Squares in colour represent semantic variants per each instance of the SAY repeteme. The colour scheme represents the range of semantic variation where the pink colour stands for omission. This means that those SAY instances were not translated at all (e.g. as when bathroom could be translated in full as 'vonios kambarys' in Lithuanian, but the choice is 'vonia' only) or the whole sentence (or clause) was paraphrased so much that it is impossible to identify a close match in translation.
Fig. 7 Variant progression overview.
Fig. 8 Variant progression with highlight for 'tarè' repeteme in chapter 'Benjy'.
If you choose the Tabular mode from the main menu, you will be able to see a rendition of the database of all repetition strings computed and visualised in this project. The database contains all repetemes of low frequency collected from the Benjy and Dilsey chapters. Not all high-frequency repetemes, on the other hand, have been included in the database. However, pending further funding for the project, the future plan is to add all lexical repetitions, except for function words, from the Benjy and Dilsey chapters as well as from the remaining two chapters narrated by Quentin and Jason. It is also planned to include other translation versions from across a wider range of languages.

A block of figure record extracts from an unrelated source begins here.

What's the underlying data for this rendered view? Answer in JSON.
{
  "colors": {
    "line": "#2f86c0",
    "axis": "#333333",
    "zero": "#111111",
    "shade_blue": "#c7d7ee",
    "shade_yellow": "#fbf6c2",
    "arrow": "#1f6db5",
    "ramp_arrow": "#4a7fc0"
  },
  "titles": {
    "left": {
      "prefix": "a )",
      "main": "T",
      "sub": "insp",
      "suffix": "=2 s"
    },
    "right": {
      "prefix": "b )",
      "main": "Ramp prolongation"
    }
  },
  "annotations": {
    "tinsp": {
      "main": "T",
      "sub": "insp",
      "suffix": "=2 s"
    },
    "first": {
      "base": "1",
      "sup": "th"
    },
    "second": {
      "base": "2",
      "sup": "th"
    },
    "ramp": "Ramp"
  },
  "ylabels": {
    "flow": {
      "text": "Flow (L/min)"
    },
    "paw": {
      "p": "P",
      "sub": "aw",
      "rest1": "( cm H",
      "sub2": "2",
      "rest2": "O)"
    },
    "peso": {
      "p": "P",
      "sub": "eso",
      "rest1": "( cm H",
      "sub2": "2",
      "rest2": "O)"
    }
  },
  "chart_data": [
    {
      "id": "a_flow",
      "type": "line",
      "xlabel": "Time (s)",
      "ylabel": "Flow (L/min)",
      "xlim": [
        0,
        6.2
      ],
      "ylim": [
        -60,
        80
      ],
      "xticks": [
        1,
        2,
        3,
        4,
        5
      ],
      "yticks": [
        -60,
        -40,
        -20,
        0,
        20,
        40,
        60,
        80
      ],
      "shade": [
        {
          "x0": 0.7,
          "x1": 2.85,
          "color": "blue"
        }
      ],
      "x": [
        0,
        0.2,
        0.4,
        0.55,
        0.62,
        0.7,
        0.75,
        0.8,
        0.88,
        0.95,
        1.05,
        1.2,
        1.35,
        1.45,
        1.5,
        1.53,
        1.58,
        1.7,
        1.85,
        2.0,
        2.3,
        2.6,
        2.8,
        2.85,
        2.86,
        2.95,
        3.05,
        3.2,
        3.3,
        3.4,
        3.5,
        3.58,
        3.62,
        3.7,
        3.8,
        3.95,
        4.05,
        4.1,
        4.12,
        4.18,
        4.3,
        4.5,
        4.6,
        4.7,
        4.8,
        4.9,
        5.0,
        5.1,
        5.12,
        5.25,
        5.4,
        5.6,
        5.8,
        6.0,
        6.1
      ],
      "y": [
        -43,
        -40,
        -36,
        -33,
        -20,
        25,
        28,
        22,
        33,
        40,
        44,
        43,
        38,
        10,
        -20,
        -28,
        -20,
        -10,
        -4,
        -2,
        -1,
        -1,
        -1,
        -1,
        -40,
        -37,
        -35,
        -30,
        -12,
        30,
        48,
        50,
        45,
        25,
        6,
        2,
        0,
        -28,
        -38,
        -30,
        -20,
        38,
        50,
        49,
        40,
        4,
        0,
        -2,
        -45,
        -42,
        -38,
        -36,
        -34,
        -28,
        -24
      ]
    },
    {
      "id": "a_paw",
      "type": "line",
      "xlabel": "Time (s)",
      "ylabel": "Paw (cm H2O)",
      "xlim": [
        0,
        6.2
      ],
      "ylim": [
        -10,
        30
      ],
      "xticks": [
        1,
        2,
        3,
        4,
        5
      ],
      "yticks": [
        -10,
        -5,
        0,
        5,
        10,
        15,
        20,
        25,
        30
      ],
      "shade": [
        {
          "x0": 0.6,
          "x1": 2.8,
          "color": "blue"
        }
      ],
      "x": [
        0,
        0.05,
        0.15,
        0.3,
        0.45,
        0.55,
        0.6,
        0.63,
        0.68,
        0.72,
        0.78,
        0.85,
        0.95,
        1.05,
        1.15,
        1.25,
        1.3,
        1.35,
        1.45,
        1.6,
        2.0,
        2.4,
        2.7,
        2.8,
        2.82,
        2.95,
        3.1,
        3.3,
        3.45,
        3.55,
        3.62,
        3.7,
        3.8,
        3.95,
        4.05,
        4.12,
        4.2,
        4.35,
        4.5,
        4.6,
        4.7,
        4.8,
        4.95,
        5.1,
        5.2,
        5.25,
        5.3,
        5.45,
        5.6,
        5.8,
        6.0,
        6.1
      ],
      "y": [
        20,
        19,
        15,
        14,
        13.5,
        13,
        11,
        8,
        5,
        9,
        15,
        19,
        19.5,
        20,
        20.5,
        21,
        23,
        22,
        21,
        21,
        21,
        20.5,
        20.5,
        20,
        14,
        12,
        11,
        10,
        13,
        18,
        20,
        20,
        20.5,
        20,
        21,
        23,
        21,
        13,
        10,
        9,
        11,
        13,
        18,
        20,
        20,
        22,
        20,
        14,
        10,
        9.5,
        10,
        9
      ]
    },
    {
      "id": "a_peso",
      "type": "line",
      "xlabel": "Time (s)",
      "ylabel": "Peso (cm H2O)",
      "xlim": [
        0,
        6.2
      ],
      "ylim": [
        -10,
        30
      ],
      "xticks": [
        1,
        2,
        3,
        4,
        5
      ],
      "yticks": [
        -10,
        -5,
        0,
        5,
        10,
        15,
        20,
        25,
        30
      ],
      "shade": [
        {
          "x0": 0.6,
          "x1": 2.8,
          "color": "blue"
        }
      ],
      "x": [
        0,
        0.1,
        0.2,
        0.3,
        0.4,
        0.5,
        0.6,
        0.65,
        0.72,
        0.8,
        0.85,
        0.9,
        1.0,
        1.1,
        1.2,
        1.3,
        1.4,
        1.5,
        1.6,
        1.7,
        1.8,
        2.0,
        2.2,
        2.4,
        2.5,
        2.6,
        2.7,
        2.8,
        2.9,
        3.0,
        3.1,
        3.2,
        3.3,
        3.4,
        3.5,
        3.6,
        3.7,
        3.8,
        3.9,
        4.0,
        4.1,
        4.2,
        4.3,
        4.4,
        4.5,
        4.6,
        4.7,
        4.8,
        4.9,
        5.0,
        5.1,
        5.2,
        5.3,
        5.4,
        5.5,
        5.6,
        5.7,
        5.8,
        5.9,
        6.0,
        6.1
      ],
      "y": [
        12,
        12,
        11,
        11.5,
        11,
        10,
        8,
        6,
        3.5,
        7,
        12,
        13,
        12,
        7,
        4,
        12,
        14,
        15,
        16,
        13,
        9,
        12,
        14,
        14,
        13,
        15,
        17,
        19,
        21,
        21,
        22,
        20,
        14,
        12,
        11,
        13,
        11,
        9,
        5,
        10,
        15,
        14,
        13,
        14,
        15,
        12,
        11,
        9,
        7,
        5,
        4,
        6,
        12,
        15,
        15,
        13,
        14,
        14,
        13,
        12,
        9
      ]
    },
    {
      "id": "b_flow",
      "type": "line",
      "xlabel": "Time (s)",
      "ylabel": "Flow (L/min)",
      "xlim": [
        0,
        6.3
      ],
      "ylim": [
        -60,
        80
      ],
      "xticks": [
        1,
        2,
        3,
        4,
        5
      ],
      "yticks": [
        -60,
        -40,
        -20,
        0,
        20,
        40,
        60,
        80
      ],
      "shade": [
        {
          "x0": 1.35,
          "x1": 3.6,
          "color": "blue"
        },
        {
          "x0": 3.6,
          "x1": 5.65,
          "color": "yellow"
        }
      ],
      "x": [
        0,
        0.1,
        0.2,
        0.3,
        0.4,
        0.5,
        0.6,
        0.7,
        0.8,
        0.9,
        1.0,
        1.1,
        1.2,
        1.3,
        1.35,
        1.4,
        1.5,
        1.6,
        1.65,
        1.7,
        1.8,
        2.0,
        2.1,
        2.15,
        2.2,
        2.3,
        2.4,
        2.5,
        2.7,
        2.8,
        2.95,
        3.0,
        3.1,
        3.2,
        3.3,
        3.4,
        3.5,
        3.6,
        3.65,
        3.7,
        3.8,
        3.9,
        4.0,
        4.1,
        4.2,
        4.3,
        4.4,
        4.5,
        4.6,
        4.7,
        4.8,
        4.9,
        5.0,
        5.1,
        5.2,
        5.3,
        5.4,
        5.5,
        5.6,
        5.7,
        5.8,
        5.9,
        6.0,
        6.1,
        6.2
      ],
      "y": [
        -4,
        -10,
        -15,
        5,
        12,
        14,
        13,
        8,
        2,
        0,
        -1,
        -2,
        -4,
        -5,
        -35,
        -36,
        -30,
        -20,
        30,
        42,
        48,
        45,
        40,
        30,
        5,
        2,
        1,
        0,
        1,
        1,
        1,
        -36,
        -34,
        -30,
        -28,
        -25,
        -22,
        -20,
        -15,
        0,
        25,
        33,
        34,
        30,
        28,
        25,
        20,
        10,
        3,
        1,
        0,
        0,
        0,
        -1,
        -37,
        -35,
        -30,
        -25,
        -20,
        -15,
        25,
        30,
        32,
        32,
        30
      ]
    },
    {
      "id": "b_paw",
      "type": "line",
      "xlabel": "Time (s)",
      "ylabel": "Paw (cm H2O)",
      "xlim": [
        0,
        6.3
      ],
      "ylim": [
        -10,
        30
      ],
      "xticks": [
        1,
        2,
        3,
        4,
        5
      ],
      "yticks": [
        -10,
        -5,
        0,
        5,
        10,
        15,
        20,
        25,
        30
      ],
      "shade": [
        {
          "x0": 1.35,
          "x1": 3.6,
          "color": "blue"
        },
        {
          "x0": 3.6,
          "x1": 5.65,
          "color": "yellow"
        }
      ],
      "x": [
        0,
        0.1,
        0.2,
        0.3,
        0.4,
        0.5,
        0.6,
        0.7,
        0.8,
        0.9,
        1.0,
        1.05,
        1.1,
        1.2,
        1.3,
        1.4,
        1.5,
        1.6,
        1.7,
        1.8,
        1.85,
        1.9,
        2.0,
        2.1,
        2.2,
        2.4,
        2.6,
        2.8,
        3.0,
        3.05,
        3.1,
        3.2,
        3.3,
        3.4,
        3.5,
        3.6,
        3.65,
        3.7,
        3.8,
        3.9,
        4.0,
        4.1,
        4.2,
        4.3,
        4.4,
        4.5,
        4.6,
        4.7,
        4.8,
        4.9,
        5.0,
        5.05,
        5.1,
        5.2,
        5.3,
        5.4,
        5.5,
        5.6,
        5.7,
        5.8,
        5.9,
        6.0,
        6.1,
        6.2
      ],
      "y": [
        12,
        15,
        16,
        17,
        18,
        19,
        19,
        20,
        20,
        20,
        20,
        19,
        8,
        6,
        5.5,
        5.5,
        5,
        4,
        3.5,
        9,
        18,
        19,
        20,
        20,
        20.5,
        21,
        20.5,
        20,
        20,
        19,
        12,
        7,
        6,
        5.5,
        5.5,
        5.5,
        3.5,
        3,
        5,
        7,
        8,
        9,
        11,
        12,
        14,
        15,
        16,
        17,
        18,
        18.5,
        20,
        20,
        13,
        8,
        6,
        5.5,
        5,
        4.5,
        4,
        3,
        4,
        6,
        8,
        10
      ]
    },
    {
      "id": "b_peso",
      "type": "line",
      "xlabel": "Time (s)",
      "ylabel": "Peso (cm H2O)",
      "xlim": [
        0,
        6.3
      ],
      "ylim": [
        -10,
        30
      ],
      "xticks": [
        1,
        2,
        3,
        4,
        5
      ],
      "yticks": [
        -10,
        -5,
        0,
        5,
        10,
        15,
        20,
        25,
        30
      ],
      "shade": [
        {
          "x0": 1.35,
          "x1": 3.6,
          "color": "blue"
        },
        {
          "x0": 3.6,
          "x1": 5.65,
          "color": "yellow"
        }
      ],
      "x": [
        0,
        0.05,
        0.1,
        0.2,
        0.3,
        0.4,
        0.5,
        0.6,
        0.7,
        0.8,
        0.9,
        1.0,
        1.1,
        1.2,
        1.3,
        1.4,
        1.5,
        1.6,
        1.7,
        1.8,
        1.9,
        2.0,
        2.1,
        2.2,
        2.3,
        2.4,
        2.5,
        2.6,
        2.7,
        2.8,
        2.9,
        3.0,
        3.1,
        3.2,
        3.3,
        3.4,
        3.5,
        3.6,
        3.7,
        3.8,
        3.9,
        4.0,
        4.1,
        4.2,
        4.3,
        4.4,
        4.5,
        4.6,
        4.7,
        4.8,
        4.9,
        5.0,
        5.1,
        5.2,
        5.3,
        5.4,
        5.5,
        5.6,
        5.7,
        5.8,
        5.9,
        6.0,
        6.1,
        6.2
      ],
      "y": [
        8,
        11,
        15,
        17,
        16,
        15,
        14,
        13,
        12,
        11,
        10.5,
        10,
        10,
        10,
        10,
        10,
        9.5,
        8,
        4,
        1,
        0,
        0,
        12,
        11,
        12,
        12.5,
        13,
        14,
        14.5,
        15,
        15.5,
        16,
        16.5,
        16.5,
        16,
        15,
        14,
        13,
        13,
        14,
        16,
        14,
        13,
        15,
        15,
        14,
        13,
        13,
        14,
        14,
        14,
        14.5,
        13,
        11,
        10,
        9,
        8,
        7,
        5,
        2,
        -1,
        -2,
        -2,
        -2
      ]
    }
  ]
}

The Tabular mode displays the choices that the translators made (see also explanation under Dataset). Translatorial choices from across three versions (i.e. Lithuanian, first Russian, and first Polish translations) are aligned with the English text by the instances of repetition strings. A repeteme pointer indicates a separate entry for each repetition string. A repeteme pointer is followed by the list of word forms found in the original text and the frequency of their occurrences in parentheses. The first row of a repeteme entry displays short excerpts of the context of the English variants. The rows below contain translatorial choices per each repetition instance. The last row in each entry contains numerical values which are the numbers of sentences in which repetition instances are found. When it comes to sentence numbering, note that the original version in English was used as a basis to number the aligned translated versions because every now and then the translators were found to merge or split the original text sentences. Overall, the translators have kept close to the boundaries of original sentences. In rare cases would the translators leave original sentences untranslated in their entirety.
Fig. 9 Selection of the tabular data representation.